Chicago White Sox – No. 17
- Coach
- Born: April 15, 1990 (age 36) Clintonville, Wisconsin, U.S.
- Bats: RightThrows: Right
- Stats at Baseball Reference

Teams
- As coach Chicago White Sox (2024–present);

= Justin Jirschele =

American baseball coach (born 1990)

Justin Douglas Jirschele (born April 15, 1990) is an American professional baseball coach for the Chicago White Sox of Major League Baseball (MLB).

Jirschele is the son of Mike Jirschele. He attended Clintonville High School in Clintonville, Wisconsin. He also played American Legion Baseball for Clintonville, winning the state championship in 2007 and 2008. Jirschele attended the University of Wisconsin-Stevens Point.
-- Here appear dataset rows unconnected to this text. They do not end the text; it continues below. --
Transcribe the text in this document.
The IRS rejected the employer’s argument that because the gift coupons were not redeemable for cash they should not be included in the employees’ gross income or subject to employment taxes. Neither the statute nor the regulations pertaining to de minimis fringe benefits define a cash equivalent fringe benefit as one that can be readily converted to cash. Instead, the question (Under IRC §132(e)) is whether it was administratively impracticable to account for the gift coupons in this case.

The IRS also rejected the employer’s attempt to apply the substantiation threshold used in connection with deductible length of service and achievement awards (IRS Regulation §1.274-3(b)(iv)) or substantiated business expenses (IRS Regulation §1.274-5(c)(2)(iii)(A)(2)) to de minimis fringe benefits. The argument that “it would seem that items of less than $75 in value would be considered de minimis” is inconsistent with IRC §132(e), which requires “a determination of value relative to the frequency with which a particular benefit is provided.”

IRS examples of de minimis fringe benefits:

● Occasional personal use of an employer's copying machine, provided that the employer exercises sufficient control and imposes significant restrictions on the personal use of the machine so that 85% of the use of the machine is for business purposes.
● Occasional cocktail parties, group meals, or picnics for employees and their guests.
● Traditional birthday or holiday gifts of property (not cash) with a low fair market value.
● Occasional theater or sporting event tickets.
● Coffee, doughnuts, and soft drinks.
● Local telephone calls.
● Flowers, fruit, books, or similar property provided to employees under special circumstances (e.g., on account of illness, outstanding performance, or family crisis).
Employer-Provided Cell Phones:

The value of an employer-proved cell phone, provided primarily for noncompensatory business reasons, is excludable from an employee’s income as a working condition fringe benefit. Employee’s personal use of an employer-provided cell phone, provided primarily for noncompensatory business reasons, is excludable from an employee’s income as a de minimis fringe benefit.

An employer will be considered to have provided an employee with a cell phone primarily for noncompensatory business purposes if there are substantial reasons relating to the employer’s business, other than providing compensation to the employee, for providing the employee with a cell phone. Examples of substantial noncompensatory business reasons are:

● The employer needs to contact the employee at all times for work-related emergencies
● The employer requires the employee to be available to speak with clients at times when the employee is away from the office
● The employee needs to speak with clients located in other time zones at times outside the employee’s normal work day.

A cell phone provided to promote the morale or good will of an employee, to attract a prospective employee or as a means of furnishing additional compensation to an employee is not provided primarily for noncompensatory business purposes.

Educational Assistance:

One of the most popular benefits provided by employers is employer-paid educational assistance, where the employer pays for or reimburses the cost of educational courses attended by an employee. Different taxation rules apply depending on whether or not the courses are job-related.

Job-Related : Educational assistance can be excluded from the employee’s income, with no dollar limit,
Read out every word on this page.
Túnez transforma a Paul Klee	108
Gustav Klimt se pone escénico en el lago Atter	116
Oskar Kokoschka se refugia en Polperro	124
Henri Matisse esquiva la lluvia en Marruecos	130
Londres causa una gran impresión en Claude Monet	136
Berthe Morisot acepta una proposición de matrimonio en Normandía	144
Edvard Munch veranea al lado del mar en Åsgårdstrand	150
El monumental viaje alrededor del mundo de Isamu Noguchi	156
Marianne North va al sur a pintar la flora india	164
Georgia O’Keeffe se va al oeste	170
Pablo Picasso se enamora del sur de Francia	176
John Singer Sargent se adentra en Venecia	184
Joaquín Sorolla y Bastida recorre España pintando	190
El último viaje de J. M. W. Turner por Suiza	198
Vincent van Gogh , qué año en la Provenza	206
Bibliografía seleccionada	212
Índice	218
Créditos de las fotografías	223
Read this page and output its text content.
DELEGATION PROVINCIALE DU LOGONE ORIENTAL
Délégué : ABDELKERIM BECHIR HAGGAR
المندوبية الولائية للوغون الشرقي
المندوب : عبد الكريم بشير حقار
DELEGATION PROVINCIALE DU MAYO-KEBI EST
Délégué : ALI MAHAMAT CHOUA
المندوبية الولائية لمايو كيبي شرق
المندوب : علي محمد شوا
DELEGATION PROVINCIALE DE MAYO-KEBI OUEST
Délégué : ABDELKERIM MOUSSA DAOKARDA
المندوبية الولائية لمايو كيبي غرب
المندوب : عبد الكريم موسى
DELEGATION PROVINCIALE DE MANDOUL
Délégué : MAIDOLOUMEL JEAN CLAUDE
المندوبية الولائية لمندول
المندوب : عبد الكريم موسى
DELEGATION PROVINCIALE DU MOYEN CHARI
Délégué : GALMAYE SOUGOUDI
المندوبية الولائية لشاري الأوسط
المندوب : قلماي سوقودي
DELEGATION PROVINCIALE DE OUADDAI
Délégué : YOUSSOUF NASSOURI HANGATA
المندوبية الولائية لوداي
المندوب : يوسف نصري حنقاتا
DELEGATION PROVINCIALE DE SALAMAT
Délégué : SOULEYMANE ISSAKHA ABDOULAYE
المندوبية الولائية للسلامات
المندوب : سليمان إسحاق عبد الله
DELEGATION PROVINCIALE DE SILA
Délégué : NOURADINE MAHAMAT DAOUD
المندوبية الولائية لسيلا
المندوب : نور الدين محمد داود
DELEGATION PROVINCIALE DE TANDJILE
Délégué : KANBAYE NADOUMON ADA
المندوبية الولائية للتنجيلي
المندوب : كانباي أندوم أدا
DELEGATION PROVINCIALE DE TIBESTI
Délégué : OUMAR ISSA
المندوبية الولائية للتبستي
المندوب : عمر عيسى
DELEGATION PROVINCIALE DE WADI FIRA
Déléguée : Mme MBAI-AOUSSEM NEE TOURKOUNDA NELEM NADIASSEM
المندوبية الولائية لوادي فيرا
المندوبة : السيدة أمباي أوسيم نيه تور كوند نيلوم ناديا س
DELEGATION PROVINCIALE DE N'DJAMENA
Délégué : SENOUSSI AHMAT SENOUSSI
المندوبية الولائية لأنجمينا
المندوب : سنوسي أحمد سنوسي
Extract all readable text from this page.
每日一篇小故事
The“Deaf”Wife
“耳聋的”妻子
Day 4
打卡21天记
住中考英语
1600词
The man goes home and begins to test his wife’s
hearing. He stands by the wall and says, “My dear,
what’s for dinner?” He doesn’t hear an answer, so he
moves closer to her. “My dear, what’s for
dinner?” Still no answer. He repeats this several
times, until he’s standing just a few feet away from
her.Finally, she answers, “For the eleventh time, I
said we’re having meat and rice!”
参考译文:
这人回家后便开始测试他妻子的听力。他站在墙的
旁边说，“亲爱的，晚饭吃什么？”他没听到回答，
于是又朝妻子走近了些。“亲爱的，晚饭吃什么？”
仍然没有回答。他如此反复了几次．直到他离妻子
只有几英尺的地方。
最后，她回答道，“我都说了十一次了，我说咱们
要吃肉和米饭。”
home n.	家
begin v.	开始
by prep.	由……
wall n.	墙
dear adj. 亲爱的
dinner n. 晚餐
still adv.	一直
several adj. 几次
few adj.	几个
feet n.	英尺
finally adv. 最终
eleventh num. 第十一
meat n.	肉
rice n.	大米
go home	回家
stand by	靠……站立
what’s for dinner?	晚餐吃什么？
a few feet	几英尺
Jirschele played in Minor League Baseball in the Chicago White Sox organization for four seasons before retiring in 2015. That year, he became a coach for the Rookie-level Great Falls Voyagers. In 2017, he became manager of the Single-A Kannapolis Intimidators. In 2021, he became the manager of the Double-A Birmingham Barons. The White Sox named him the manager of the Triple-A Charlotte Knights before the 2023 season.

During the 2024 season, Jirschele was promoted as a coach to the major league roster for the White Sox. He returned to their staff in 2025.